Ribcage will be pulled outward & the lung volume will increase

36
Q

The pec minor is connected to the ___ & ___.
Is it an inspiratory/expiratory accessory muscle?

A

Scapula & front of the ribcage

Inspiratory

37
Q

When might we visibly see contraction of the pec minor?

A

When someone is VERY worn out.

38
Q

What is the significance of utilizing a stable base (resting on something) when worn out and contracting the pec minor?

A

If we are resting our arms on a stable base, when the pec minor is contracted = the shoulders won’t move down.

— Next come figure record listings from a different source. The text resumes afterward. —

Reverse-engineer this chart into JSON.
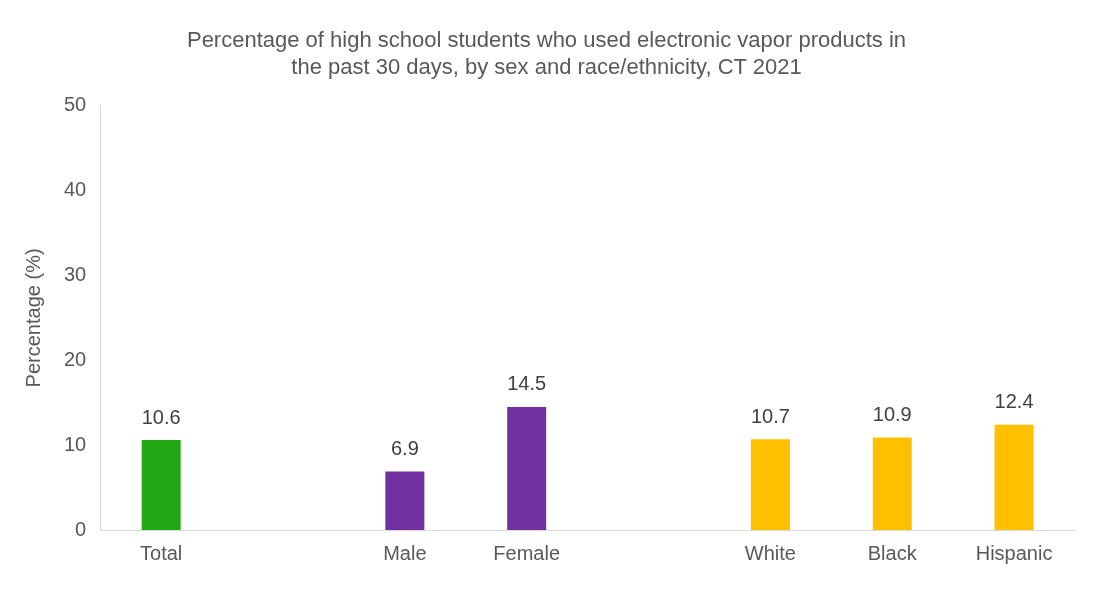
{
  "chart_data": {
    "type": "bar",
    "title": [
      "Percentage of high school students who used electronic vapor products in",
      "the past 30 days, by sex and race/ethnicity, CT 2021"
    ],
    "ylabel": "Percentage (%)",
    "categories": [
      "Total",
      null,
      "Male",
      "Female",
      null,
      "White",
      "Black",
      "Hispanic"
    ],
    "values": [
      10.6,
      null,
      6.9,
      14.5,
      null,
      10.7,
      10.9,
      12.4
    ],
    "colors": [
      "#22a814",
      null,
      "#7030a0",
      "#7030a0",
      null,
      "#ffc000",
      "#ffc000",
      "#ffc000"
    ],
    "ylim": [
      0,
      50
    ],
    "yticks": [
      0,
      10,
      20,
      30,
      40,
      50
    ],
    "grid": false,
    "legend": false,
    "data_labels": true
  }
}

The stable base prevents the pec minors from pulling the ribcage down and allows more air into the chest better than if we weren’t leaning/using a stable surface.

39
Q

4 Abdominal muscles discussed in lecture?

A

Rectus Abdominus
Internal Oblique
External Oblique
Transverse Abdominus

40
Q

Complete list of the accessory muscles to remember for this class:

A

Serratus Anterior
Pec Minor
Sternocleidomastoid
Scalene Muscles
Internal/external Intercostal muscles
4 Abd. muscles

41
Q

What 3 components per lecture make up the “upper airway”?

A

Nasopharynx
Oropharynx
Laryngo-pharynx

42
Q

2 names for the opening that allows for drainage of the middle ear on each side of the skull and helps middle ear pressure equilibrate to atmospheric pressure

A

Pharyngeal Tympanic Tube or Eustacian Canal

43
Q

Roles of the nose for the upper airway:

A

Filtration
Mucous production
Humidification
Warming of the air

44
Q

Vascularity of the nose is primarily sourced by the ___.
Why do we bleed so much from injury here?

A

External carotid artery.

This is a protected circulation = body will always ensure blood keeps pumping to the carotids no matter what.

45
Q

Which is a more protected circulation?
Internal or External carotid branches:

A

Internal

46
Q

How would we describe the bones in the nose?
Pros and Cons of this?

A

Porous
Pros: Allows for vessels to snake through, more surface area, more warming/humidification can occur
Cons: bones are way weaker and are easier to break off

47
Q

The function of the bones in the nose are similar to a ___.

A

Turbine

48
Q

3 sets of ___ in the nose that are used for spinning the air/water that enter the nose.

A

Concha/turbinates (inferior, middle and superior)

49
Q

What are the names of the bones that house the concha?

A

Inferior = maxillary bone
Middle & Superior = Ethmoid bone

50
Q

Describe the location and relevance of the crista galli?

A

Superior projection of the ethmoid bone where the falx cerebri anchors into it.

51
Q

If we are doing a nasal airway, which concha would we try to stay close to?

A

Inferior Concha: stay midline and on the lower part of the nose

52
Q

The trigeminal nerve (CN V) provides afferent innervation to which locations?

A

Majority of the mouth
Superficial areas of the nose

53
Q

The Vagus nerve (CN X) provides afferent innervation to which locations?

A

Back of the throat (behind tongue)
Larynx and further down into the trachea.

54
Q

What nerve takes care of the afferent innervation in the lower part of the nasopharynx?

A

Glossopharyngeal Nerve (CN IX)

55
Q

Would a difficult intubation be described as more or less hard palate?
More or less compliant soft palate?

A

Less Hard Palate
More Compliant soft palate

56
Q

Which tonsils are usually the culprits if we need a tonsillectomy?

A

Palatine tonsils

57
Q

Which tonsil, when enlarged, will push on soft palate and make the uvula hang down a lot further?

A

Pharyngeal Tonsils

58
Q

If you were involved in a slapping competition and got smacked along the side of the face, which gland would be affected?

A

Parotid Gland

59
Q

What is the source of the fluid that we use to make saliva?

A

Blood, thats why there are a lot of blood vessels in the glands like the parotid.

60
Q

Describe the 3 divisions of the Trigeminal Nerve:

A
  • V1: Topmost split point, ophthalmic branch = eyes and forehead sensory
  • V2: Maxillary division = top of the mouth, nose sensory
  • V3: Mandibular division = majority of mandible sensory
61
Q

Which CN primarily takes care of somatic sensation of the tongue?
What about the secondary nerve?

A

CN V (V3 branch)
- Front 2/3rds of the tongue

CN IX (Glossopharyngeal)
- Back 1/3rd of the tongue

62
Q

What nerve primarily takes care of the sensory innervation to the epiglottis?

A

Vagus Nerve

63
Q

Nerves taking care of taste sensation?